Con una sola puerta para abordar y abandonar “las rutas” (camiones), parece difícil explicar cómo cientos de jóvenes desaparecieron de esos transportes “sin que nadie se diera cuenta”.
A través de su Centro Histórico, Juárez le dice al mundo que es una ciudad que se resiste a morir, que aunque coquetea con la modernidad, no tiene ganas de adoptarla, y que su corazón sigue siendo un lugar de batallas luchadas, pero pocas veces ganadas.
AQUÍ EL TIEMPO ES REDONDO
La quinta ciudad más grande de México se erigió a fines del siglo XVI. Su origen se debe a una misión de exploración que buscaba un punto por el cual se pudiera atravesar el río Bravo, y así conquistar las tierras más allá del también llamado “río Grande”.
Desde entonces la ciudad se convirtió en una parada obligada en la ruta comercial histórica que con el paso del tiempo ha llamado la atención de inversionistas extranjeros, así como del crimen organizado y cárteles del narcotráfico, que también han tomado como “mercancía” a las mujeres.
En 1942, México y Estados Unidos firmaron un acuerdo laboral conocido como “Programa Bracero”, que atrajo a cientos de migrantes que querían poner su energía al servicio del gobierno estadounidense, en plena Segunda Guerra Mundial.
Con la fuerza de aquellos que no lograban cruzar la frontera, la zona se convirtió en terreno fértil para el cultivo del algodón, que en su momento fue calificado como el de mejor calidad a nivel internacional.

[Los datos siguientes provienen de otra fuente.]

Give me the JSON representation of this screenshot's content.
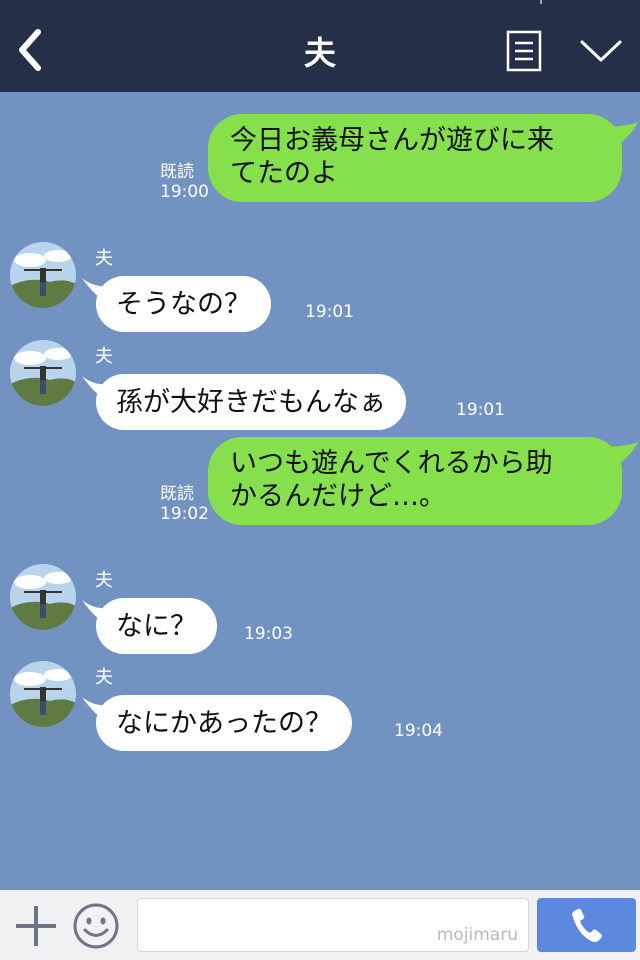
{
  "header": {
    "title": "夫"
  },
  "messages": [
    {
      "dir": "out",
      "line1": "今日お義母さんが遊びに来",
      "line2": "てたのよ",
      "read": "既読",
      "time": "19:00"
    },
    {
      "dir": "in",
      "sender": "夫",
      "text": "そうなの？",
      "time": "19:01"
    },
    {
      "dir": "in",
      "sender": "夫",
      "text": "孫が大好きだもんなぁ",
      "time": "19:01"
    },
    {
      "dir": "out",
      "line1": "いつも遊んでくれるから助",
      "line2": "かるんだけど…。",
      "read": "既読",
      "time": "19:02"
    },
    {
      "dir": "in",
      "sender": "夫",
      "text": "なに？",
      "time": "19:03"
    },
    {
      "dir": "in",
      "sender": "夫",
      "text": "なにかあったの？",
      "time": "19:04"
    }
  ],
  "input": {
    "watermark": "mojimaru"
  },
  "colors": {
    "header": "#243047",
    "chat_bg": "#7293c2",
    "out_bubble": "#86e04c",
    "in_bubble": "#ffffff",
    "call_button": "#5c88e0"
  },
  "icons": [
    "back-icon",
    "menu-icon",
    "chevron-down-icon",
    "plus-icon",
    "smiley-icon",
    "phone-icon"
  ]
}
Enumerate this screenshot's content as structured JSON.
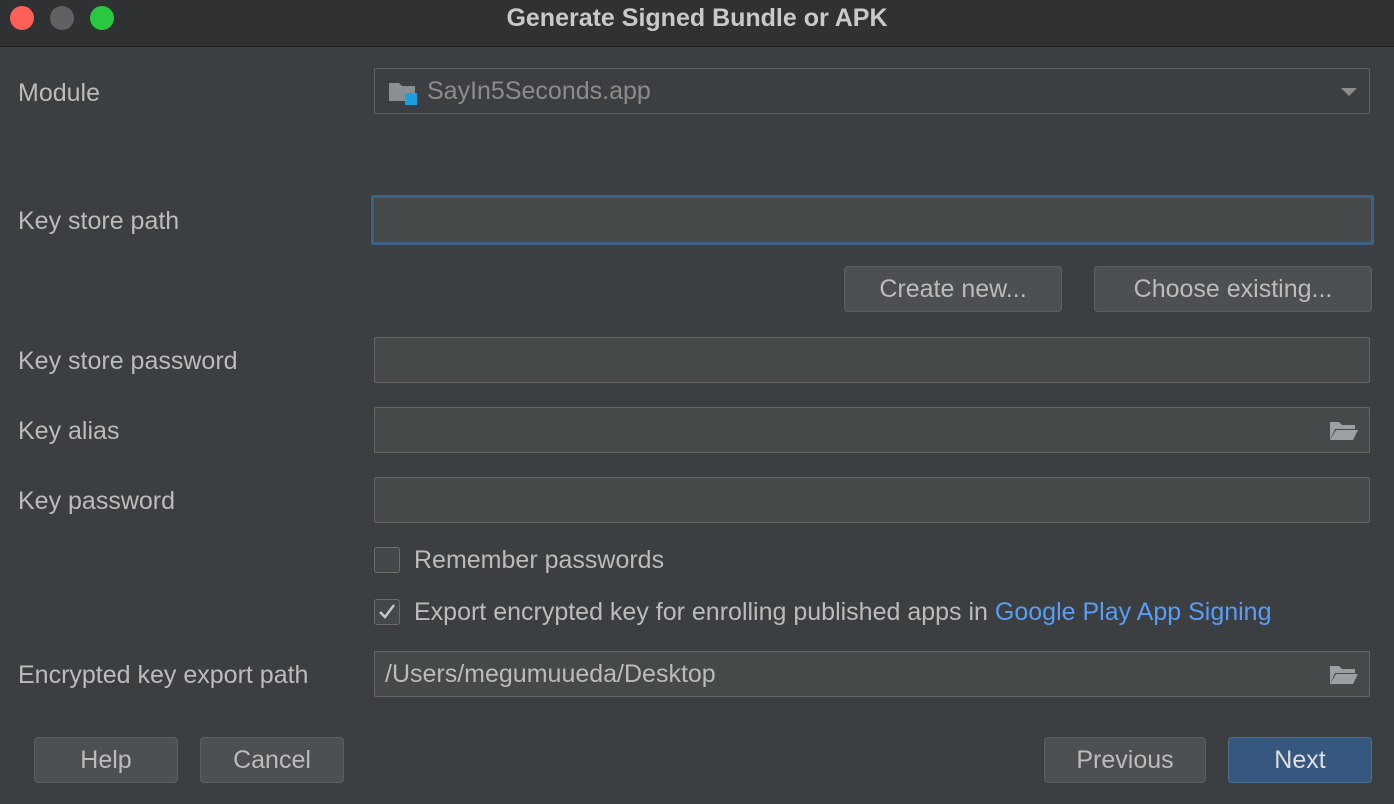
{
  "window": {
    "title": "Generate Signed Bundle or APK"
  },
  "form": {
    "module": {
      "label": "Module",
      "value": "SayIn5Seconds.app",
      "icon": "module-folder-icon"
    },
    "key_store_path": {
      "label": "Key store path",
      "value": ""
    },
    "create_new_label": "Create new...",
    "choose_existing_label": "Choose existing...",
    "key_store_password": {
      "label": "Key store password",
      "value": ""
    },
    "key_alias": {
      "label": "Key alias",
      "value": "",
      "icon": "folder-open-icon"
    },
    "key_password": {
      "label": "Key password",
      "value": ""
    },
    "remember_passwords": {
      "label": "Remember passwords",
      "checked": false
    },
    "export_encrypted": {
      "label": "Export encrypted key for enrolling published apps in",
      "link": "Google Play App Signing",
      "checked": true
    },
    "encrypted_export_path": {
      "label": "Encrypted key export path",
      "value": "/Users/megumuueda/Desktop",
      "icon": "folder-open-icon"
    }
  },
  "footer": {
    "help_label": "Help",
    "cancel_label": "Cancel",
    "previous_label": "Previous",
    "next_label": "Next"
  },
  "colors": {
    "background": "#3c3f41",
    "accent": "#365880",
    "link": "#589df6",
    "focus_border": "#3d6185"
  }
}
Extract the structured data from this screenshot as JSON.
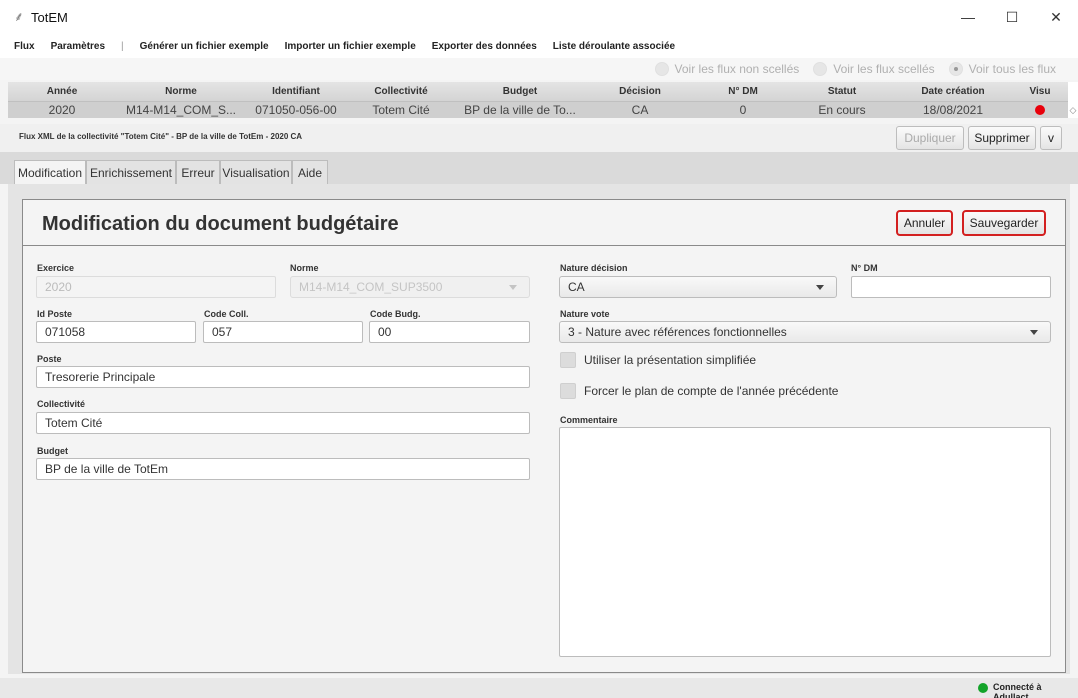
{
  "window": {
    "title": "TotEM",
    "minimize": "—",
    "maximize": "☐",
    "close": "✕"
  },
  "menu": {
    "flux": "Flux",
    "parametres": "Paramètres",
    "separator": "|",
    "generer": "Générer un fichier exemple",
    "importer": "Importer un fichier exemple",
    "exporter": "Exporter des données",
    "liste": "Liste déroulante associée"
  },
  "filters": {
    "non_scelles": "Voir les flux non scellés",
    "scelles": "Voir les flux scellés",
    "tous": "Voir tous les flux",
    "selected": "tous"
  },
  "grid": {
    "columns": [
      "Année",
      "Norme",
      "Identifiant",
      "Collectivité",
      "Budget",
      "Décision",
      "N° DM",
      "Statut",
      "Date création",
      "Visu"
    ],
    "row": [
      "2020",
      "M14-M14_COM_S...",
      "071050-056-00",
      "Totem Cité",
      "BP de la ville de To...",
      "CA",
      "0",
      "En cours",
      "18/08/2021",
      ""
    ],
    "visu_color": "#e8000b"
  },
  "info": {
    "text": "Flux XML de la collectivité \"Totem Cité\" - BP de la ville de TotEm - 2020 CA",
    "dupliquer": "Dupliquer",
    "supprimer": "Supprimer",
    "v": "v"
  },
  "tabs": [
    "Modification",
    "Enrichissement",
    "Erreur",
    "Visualisation",
    "Aide"
  ],
  "form": {
    "title": "Modification du document budgétaire",
    "annuler": "Annuler",
    "sauvegarder": "Sauvegarder",
    "exercice_label": "Exercice",
    "exercice_value": "2020",
    "norme_label": "Norme",
    "norme_value": "M14-M14_COM_SUP3500",
    "id_poste_label": "Id Poste",
    "id_poste_value": "071058",
    "code_coll_label": "Code Coll.",
    "code_coll_value": "057",
    "code_budg_label": "Code Budg.",
    "code_budg_value": "00",
    "poste_label": "Poste",
    "poste_value": "Tresorerie Principale",
    "collectivite_label": "Collectivité",
    "collectivite_value": "Totem Cité",
    "budget_label": "Budget",
    "budget_value": "BP de la ville de TotEm",
    "nature_decision_label": "Nature décision",
    "nature_decision_value": "CA",
    "ndm_label": "N° DM",
    "ndm_value": "",
    "nature_vote_label": "Nature vote",
    "nature_vote_value": "3 - Nature avec références fonctionnelles",
    "simplifiee_label": "Utiliser la présentation simplifiée",
    "forcer_label": "Forcer le plan de compte de l'année précédente",
    "commentaire_label": "Commentaire"
  },
  "status": {
    "text": "Connecté à Adullact",
    "color": "#13a329"
  }
}
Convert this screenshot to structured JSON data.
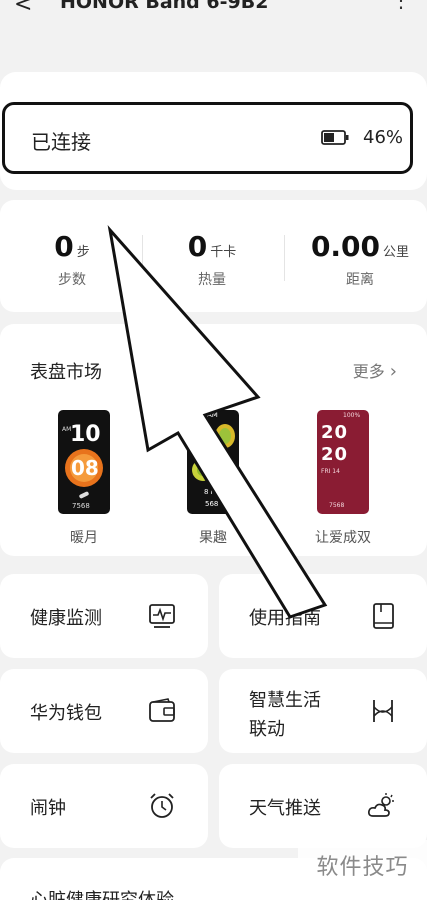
{
  "header": {
    "back_icon": "back-arrow-icon",
    "title": "HONOR Band 6-9B2",
    "more_icon": "more-icon"
  },
  "connection": {
    "status": "已连接",
    "battery_icon": "battery-icon",
    "battery": "46%"
  },
  "stats": [
    {
      "value": "0",
      "unit": "步",
      "label": "步数"
    },
    {
      "value": "0",
      "unit": "千卡",
      "label": "热量"
    },
    {
      "value": "0.00",
      "unit": "公里",
      "label": "距离"
    }
  ],
  "faces": {
    "title": "表盘市场",
    "more": "更多",
    "items": [
      {
        "label": "暖月",
        "time_top": "10",
        "time_bottom": "08",
        "am": "AM",
        "steps": "7568"
      },
      {
        "label": "果趣",
        "am": "AM",
        "hour": "10",
        "date": "8 FRI",
        "steps": "568"
      },
      {
        "label": "让爱成双",
        "top_digits": "20",
        "bottom_digits": "20",
        "date": "FRI 14",
        "steps": "7568",
        "battery": "100%"
      }
    ]
  },
  "tiles": [
    {
      "label": "健康监测",
      "icon": "health-monitor-icon"
    },
    {
      "label": "使用指南",
      "icon": "guide-book-icon"
    },
    {
      "label": "华为钱包",
      "icon": "wallet-icon"
    },
    {
      "label_line1": "智慧生活",
      "label_line2": "联动",
      "icon": "smart-link-icon"
    },
    {
      "label": "闹钟",
      "icon": "alarm-clock-icon"
    },
    {
      "label": "天气推送",
      "icon": "weather-icon"
    }
  ],
  "partial": {
    "label": "心脏健康研究体验"
  },
  "watermark": {
    "text": "软件技巧"
  },
  "colors": {
    "background": "#f2f2f2",
    "card": "#ffffff",
    "face_red": "#8a1c33",
    "face_orange": "#e8731c"
  }
}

Fue precisamente en el predio conocido como Campo Algodonero que en 2001 –cuando ya se cumplían ocho años del feminicidio más que documentado en Juárez– se abandonaron los restos de ocho mujeres jóvenes que fueron desaparecidas y asesinadas.
Por ese hecho flagrante, el Estado mexicano fue condenado en 2009 por la Corte Interamericana de Derechos Humanos (CoIDH), a convertir el lugar en un recordatorio permanente de su incapacidad para proteger a las mujeres, y en un compromiso oficial de que la impunidad, la complicidad y la negligencia no se volverían a repetir.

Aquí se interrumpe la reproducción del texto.